Sueño, con los ojos abiertos y el alma encendida, con ganar millones de dólares mensuales. No por codicia ni vanidad, sino por esa libertad sublime que nace cuando el dinero deja de ser una preocupación y se convierte en una herramienta para esculpir la vida que imagino.
¿Y para qué? Para viajar por el mundo como habitante temporal de cada rincón y no como turista apurada. Me perdería en los colores de los mercados de Marrakech, en el silencio dorado de los templos en Kioto, en los olores del pan recién horneado en las calles de Roma. Quiero caminar despacio, con el corazón ligero y el pasaporte lleno de historias.
Compartiría mi fortuna con quienes amo. Mi madre, que es raíz y cielo; mi hermano, mi llave, y mis sobrinos, que son mi refugio seguro.
También con mis amigas y mis primas. Montaríamos negocios juntas, no sólo para generar ingresos, sino para construir sueños comunes, redes de apoyo, independencia, y alegría.

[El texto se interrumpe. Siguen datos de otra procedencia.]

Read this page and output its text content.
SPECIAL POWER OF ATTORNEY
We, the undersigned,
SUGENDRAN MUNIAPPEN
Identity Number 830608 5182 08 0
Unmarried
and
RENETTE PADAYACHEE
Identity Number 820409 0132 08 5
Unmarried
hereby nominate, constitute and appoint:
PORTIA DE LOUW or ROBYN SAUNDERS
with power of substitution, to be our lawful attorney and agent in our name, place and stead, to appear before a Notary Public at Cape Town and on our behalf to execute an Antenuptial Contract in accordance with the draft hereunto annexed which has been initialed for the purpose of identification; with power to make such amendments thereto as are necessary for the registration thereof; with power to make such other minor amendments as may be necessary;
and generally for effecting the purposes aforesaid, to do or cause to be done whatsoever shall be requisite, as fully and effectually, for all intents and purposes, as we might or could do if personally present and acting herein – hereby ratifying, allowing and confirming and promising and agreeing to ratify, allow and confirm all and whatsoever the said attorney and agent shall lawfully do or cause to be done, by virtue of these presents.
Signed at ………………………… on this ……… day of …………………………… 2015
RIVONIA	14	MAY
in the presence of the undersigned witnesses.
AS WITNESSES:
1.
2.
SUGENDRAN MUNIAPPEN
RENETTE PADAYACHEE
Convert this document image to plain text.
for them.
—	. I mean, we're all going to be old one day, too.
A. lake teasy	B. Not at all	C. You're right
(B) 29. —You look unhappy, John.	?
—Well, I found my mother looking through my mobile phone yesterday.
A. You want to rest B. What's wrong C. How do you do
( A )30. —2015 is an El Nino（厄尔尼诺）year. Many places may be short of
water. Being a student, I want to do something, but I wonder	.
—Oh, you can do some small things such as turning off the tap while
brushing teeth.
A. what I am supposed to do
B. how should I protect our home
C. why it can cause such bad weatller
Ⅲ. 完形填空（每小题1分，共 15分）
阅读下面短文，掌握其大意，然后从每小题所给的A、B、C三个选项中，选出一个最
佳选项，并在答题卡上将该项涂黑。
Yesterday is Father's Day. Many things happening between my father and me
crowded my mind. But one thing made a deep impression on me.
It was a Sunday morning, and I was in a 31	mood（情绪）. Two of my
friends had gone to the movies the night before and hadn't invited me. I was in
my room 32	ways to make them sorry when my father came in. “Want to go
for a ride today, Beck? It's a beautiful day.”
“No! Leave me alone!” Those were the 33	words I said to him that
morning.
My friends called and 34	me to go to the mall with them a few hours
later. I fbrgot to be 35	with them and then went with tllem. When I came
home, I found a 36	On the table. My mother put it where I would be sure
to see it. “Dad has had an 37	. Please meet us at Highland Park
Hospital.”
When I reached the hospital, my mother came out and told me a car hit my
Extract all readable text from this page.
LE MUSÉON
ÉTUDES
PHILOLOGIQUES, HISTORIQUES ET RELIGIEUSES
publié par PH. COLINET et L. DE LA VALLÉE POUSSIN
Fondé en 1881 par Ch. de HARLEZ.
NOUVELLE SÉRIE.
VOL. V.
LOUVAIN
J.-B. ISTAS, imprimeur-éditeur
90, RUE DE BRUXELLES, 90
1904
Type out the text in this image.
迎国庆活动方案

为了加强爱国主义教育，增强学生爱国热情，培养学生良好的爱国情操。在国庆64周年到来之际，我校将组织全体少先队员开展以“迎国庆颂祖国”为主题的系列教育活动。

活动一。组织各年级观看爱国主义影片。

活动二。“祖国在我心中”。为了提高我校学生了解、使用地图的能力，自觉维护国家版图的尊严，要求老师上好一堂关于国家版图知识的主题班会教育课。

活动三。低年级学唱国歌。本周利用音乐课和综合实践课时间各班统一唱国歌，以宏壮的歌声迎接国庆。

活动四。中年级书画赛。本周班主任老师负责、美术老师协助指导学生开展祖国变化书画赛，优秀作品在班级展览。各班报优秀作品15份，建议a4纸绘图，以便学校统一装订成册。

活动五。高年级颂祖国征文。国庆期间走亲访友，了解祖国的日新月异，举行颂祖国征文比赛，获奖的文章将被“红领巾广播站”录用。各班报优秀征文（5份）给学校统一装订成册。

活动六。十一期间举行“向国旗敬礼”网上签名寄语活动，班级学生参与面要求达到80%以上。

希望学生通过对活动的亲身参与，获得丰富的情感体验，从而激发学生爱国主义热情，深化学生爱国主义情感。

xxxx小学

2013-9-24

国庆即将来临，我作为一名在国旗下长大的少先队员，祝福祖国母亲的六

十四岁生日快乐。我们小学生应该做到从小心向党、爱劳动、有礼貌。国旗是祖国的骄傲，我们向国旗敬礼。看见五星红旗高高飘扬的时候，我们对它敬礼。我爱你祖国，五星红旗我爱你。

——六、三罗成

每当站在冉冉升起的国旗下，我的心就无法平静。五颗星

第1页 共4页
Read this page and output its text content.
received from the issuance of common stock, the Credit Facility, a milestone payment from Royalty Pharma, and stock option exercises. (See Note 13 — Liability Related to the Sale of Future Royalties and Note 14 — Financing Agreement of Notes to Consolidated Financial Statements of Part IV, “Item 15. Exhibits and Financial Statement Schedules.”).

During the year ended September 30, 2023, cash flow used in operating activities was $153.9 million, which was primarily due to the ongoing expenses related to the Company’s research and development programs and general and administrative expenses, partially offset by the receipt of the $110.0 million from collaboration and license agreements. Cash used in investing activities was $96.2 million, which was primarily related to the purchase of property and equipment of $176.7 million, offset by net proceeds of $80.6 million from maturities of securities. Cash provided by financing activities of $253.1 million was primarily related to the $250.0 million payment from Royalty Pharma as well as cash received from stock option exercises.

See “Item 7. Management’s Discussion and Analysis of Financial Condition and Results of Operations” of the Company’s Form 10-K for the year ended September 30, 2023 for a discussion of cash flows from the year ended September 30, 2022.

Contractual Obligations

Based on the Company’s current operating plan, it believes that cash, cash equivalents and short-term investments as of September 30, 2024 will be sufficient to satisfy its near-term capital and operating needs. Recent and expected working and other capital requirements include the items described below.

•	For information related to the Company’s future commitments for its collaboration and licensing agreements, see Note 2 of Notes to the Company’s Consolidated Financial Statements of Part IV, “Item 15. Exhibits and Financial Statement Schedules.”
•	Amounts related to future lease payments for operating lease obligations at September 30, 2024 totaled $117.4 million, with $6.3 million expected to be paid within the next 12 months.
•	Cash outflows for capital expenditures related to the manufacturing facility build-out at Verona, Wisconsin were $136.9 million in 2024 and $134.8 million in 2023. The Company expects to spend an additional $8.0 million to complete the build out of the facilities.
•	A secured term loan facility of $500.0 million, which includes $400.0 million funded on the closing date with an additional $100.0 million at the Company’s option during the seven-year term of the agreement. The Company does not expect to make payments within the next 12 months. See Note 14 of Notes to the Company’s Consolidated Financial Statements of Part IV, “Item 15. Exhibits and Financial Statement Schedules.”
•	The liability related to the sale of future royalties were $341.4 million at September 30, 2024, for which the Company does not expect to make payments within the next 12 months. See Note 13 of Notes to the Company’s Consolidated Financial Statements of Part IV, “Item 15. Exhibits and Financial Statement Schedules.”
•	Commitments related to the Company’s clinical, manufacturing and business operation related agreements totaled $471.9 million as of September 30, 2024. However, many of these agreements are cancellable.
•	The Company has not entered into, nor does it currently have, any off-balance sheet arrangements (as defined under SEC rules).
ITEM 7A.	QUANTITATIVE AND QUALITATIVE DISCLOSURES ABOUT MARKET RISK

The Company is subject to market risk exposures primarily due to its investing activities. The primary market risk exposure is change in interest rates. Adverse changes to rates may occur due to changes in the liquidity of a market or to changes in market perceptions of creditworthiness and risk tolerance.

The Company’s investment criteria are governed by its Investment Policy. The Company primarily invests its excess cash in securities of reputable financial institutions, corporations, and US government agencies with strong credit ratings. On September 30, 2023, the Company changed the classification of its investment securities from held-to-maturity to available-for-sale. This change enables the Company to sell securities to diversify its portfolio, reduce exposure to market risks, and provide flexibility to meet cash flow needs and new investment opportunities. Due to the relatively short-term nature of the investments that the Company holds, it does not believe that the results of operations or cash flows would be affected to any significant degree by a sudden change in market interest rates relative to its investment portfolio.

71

Tendría la casa de mis sueños, aún no sé si frente al mar o en la montaña, rodeada de naturaleza. No sería un lujo vacío, sino un refugio con ventanas abiertas al sonido de afuera, una biblioteca inmensa, un rincón para escribir, para cantar, para existir. Allí el tiempo tendría otro ritmo, más lento, más pleno. Contrataría a mi chef personal y a un entrenador
físico.
Viviría por temporadas en lugares que siempre me han llamado, y así entender cómo el mundo se hizo tan vasto, tan diverso, tan profundamente bello. Empezaría en Venecia, dejándome llevar por el susurro del agua en los canales.
Después, me perdería en las colinas de la Toscana, con vino, sol y tardes que se estiran como un poema. Luego me iría a un Riad escondido en Marrakech, entre mosaicos, especias y lunas inmensas. Me dejaría seducir por el encanto onírico de Santorini, con sus cúpulas azules y su mar que parece inventado. Quizá una temporada en Reikiavik, para abrazar el silencio blanco del invierno y mirar las auroras como si el cielo estuviera contando secretos.
En Kioto, aprendería a escuchar lo que no se dice, y en Estambul, a cruzar puentes entre mundos. Cada sitio, un refugio. Cada casa, una historia distinta. Porque hay rincones del planeta que no se visitan, se habitan.
Conduciría un auto lujoso por carreteras donde nadie me conozca, cantando a grito herido como si fuera una rockstar que, de hecho, lo soy. Y un barco. Claro. Un yate. Una mini ciudad flotante, para navegar todas las aguas: dulces, saladas y las turbias de mi conciencia.